Americans overwhelmingly reject racial profiling. According to a national 1999 Gallup poll, the majority of those surveyed both black and white believes that racial profiling is a widespread problem. More significantly, 81 percent said that they disapprove of the practice. Study after study around the country reveals that profiling by federal, state, and local law enforcement agencies is widespread. The pervasive nature of the practice is well documented. Data collected in New Jersey, Maryland, Texas, Pennsylvania, Florida, Illinois, Ohio, New York and Massachusetts show that African-Americans and Latinos are being stopped for routine traffic violations in excess of their representation in the population or even the rate at which such populations are accused of criminal conduct.
“”Racial Profiling – Texas Traffic Stops and Searches,”” a report released by the Texas Criminal Justice Reform Coalition in February 2004 analyzed data from 413 Texas agencies.

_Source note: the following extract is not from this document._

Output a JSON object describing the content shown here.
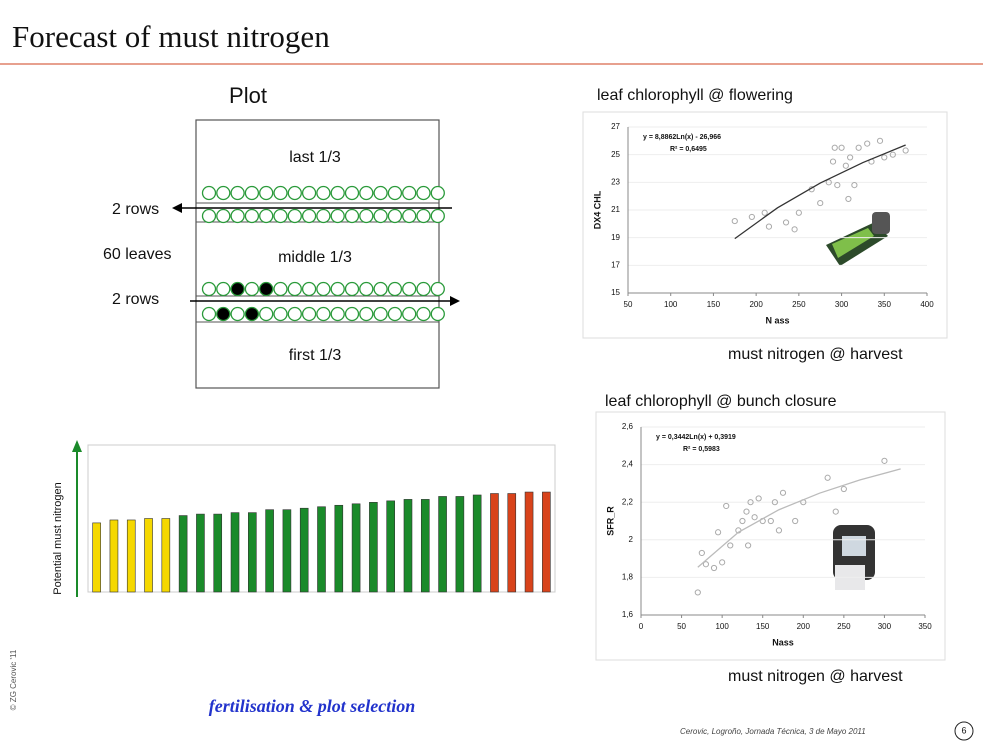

According to the report, approximately 6 of every 7 law enforcement agencies reported searching blacks and Latinos at higher rates than Anglos following a traffic stop. The report also found that approximately 3 of every 4 law enforcement agencies reported stopping blacks and Latinos at higher rates than Anglos.
The Justice Department guidelines distributed in June 2003 are insufficient to address racial profiling in this country. The guidelines do not apply on the state and local level, where the vast majority of profiling occurs; nor do they require data collection, which is essential to identifying and stopping profiling. In addition, there is no enforcement mechanism. Federal legislation is key to ending racial profiling in this country.
We believe that this legislation is the first step in effectively eliminating racial profiling. Your co-sponsorship and support are crucial to the End Racial Profiling Act 2004 becoming law.
Laura W. Murphy
Washington Legislative Office
LaShawn Y. Warren
Washington Legislative Office
 IACP Resolutions: Condemning Racial and Ethnic Profiling in Traffic Stops (1999); Condemnation of Bias-Based Policing (2001).